Monday, July 13, 2009

Nation & World

The Battle For Baghdad

For U.S. Troops, this may be the last chance to head off a full-blown civil war. There's a plan, but will it work?

By Linda Robinson
Posted 8/27/06

BAGHDAD-With the number of violent deaths in Baghdad hovering around 2,000 a month, the U.S. and Iraqi security forces have launched a new effort to pacify the capital. But-as with everything else in Iraq-there are no guarantees that it will be any more successful than the previous attempt, which even senior U.S. commanders here concede was woefully ineffective. That initiative, by the newly formed government of Prime Minister Nouri al-Maliki, failed utterly in its attempt to secure the city from the Sunni insurgents and Shiite militias who are conducting much of the killing, kidnapping, and

torture of their fellow Iraqis. Some 4,000 U.S. troops, and an even larger number of Iraqi soldiers, have been sent to the capital as reinforcements for the new effort. Among both Iraqi and American officials, there is a growing consensus that the entire war effort hangs in the balance.

The war has reached this grim crossroads, many here believe, because the mounting centrifugal forces and the failure to achieve the basic requirements of peace are threatening to doom the Maliki government, or at least render it irrelevant. If the level of violence can't be significantly reduced in the coming months, the strained patience of Americans may also reach the breaking point, a growing number of politicians and military officers say. John Warner, the Virginia Republican and longtime chairman of the Senate Armed Services Committee, recently warned that if Iraq plunges into all-out civil war, Congress will have to reconsider its 2002 authorization for the use of troops here. In a letter to President Bush, longtime House Armed Services ranking member Ike Skelton of Missouri compared the battle for Baghdad to Midway in World War II as the "decisive battle" at a "critical and dire phase" of the war.

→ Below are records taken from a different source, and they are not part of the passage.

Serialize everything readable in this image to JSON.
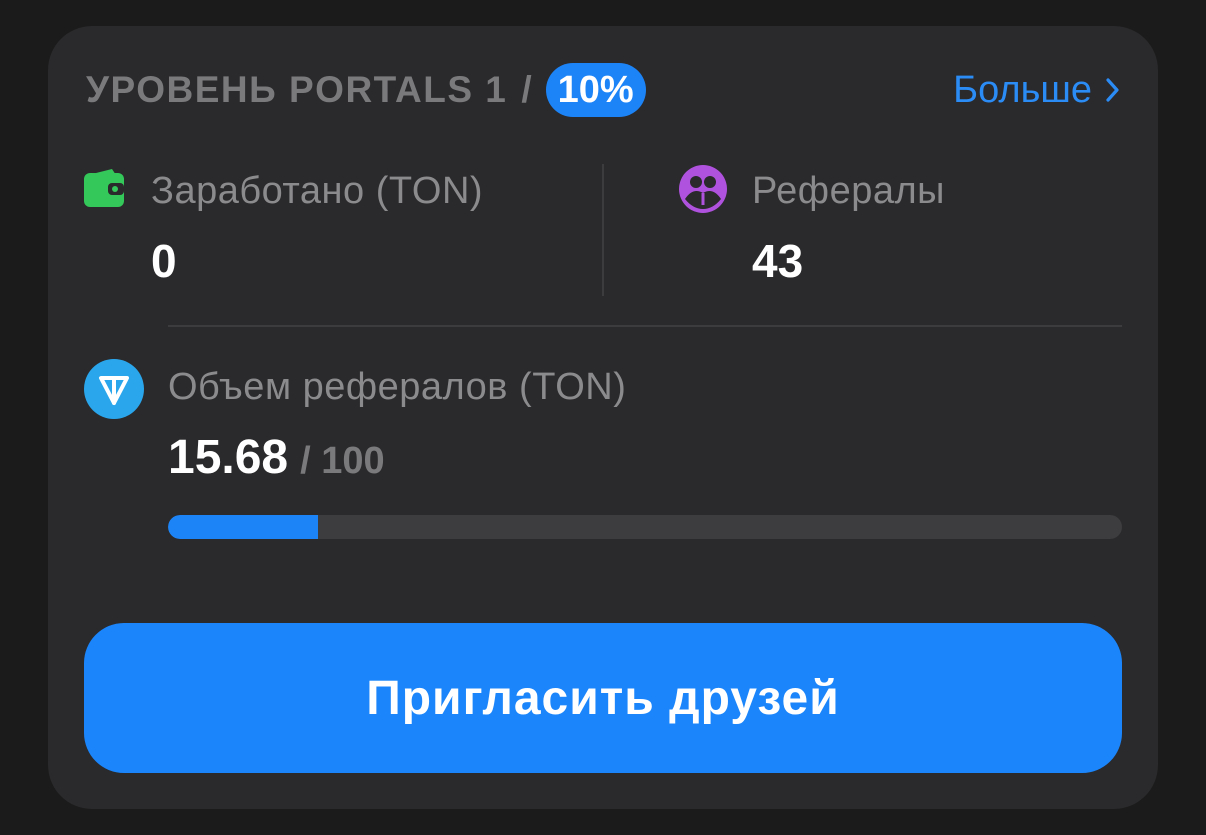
{
  "header": {
    "level_label": "УРОВЕНЬ PORTALS 1",
    "separator": "/",
    "percent_badge": "10%",
    "more_link": "Больше"
  },
  "stats": {
    "earned": {
      "label": "Заработано (TON)",
      "value": "0",
      "icon": "wallet-icon",
      "color": "#34c759"
    },
    "referrals": {
      "label": "Рефералы",
      "value": "43",
      "icon": "people-icon",
      "color": "#af52de"
    }
  },
  "volume": {
    "label": "Объем рефералов (TON)",
    "value": "15.68",
    "max_label": "/ 100",
    "progress_fraction": 0.1568,
    "icon": "ton-icon",
    "color": "#2aa6ec"
  },
  "invite_button": {
    "label": "Пригласить друзей"
  },
  "colors": {
    "accent": "#1d84f7",
    "card_bg": "#2a292b",
    "page_bg": "#1b1b1b"
  }
}
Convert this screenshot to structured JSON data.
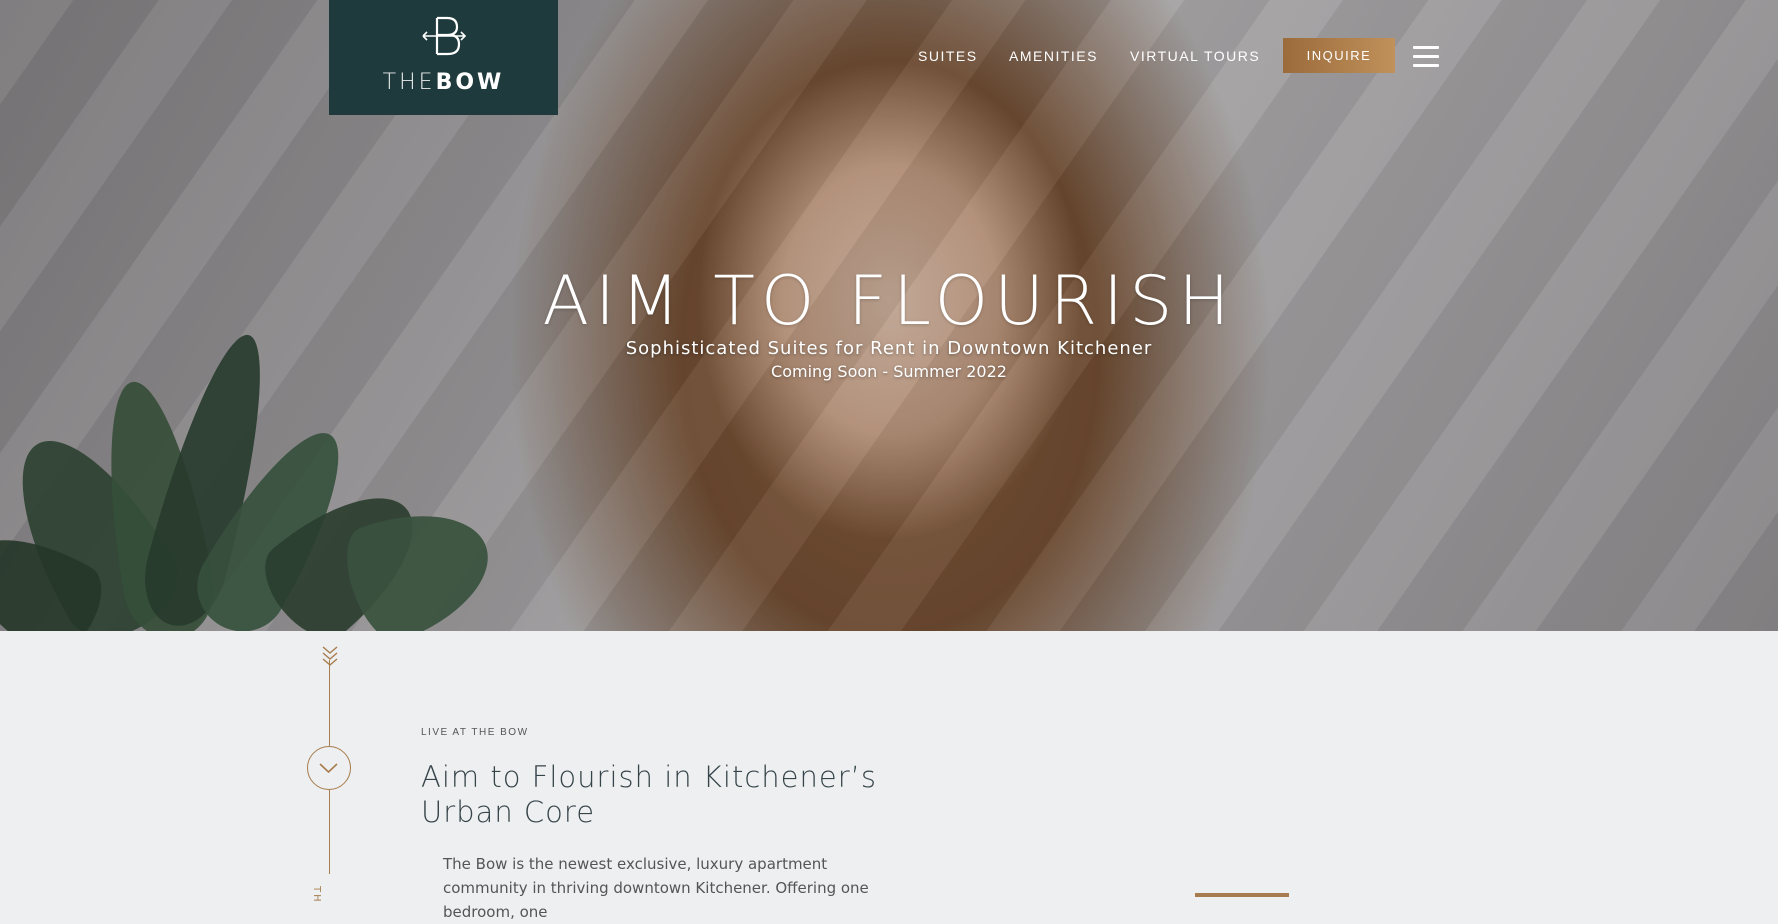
{
  "logo": {
    "text_light": "THE",
    "text_bold": "BOW"
  },
  "nav": {
    "items": [
      {
        "label": "SUITES"
      },
      {
        "label": "AMENITIES"
      },
      {
        "label": "VIRTUAL TOURS"
      }
    ],
    "cta_label": "INQUIRE"
  },
  "hero": {
    "title": "AIM TO FLOURISH",
    "subtitle": "Sophisticated Suites for Rent in Downtown Kitchener",
    "tagline": "Coming Soon - Summer 2022"
  },
  "intro": {
    "eyebrow": "LIVE AT THE BOW",
    "heading": "Aim to Flourish in Kitchener’s Urban Core",
    "body": "The Bow is the newest exclusive, luxury apartment community in thriving downtown Kitchener. Offering one bedroom, one",
    "side_label": "TH"
  },
  "colors": {
    "accent": "#a77c4e",
    "logo_bg": "#1f3a3c",
    "section_bg": "#eeeff0"
  },
  "icons": [
    "bow-logo-icon",
    "hamburger-menu-icon",
    "arrow-fletching-icon",
    "chevron-down-icon"
  ]
}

The danger of the strategy contemplated in the new security effort, however, is that much of the energy of the Iraqi and American forces will be poured into one more series of house-to-house sweeps, as thousands of soldiers fan out in cordon-and-search operations, knocking on doors and confiscating weapons and ammunition. Such tactics, U.S. commanders said in a series of in-depth interviews over the past few weeks, address only the symptoms of the current conflict, not its causes, while they risk further alienating the very civilians whose allegiance the fledgling government desperately needs.

Maj. Gen. William Caldwell, spokesman for the U.S. four-star command, the Multi-National Forces-Iraq, says the new strategy must be seen in its proper context. "The Baghdad Security Plan is a complete package," he emphasized. "We've always said that the military cannot win the peace around this country. All it can do is set the conditions to allow the political process to work so that it can establish peace." There are two economic components to the new plan, Caldwell says. Short-term relief programs will be funded by the United States, after which the government of Iraq is supposed to step up with $200 million in infrastructure-development and jobs projects. Whether that will happen, however, is anyone's guess. Another senior general points out, acerbically, that previous campaigns in Fallujah and Tal Afar failed to provide sustained aid. The man in charge of daily military operations in Iraq, Lt. Gen. Peter Chiarelli, says failure now is not an option. "If we don't follow up with a build phase," he told U.S. News, "then I don't think Baghdad can be secure."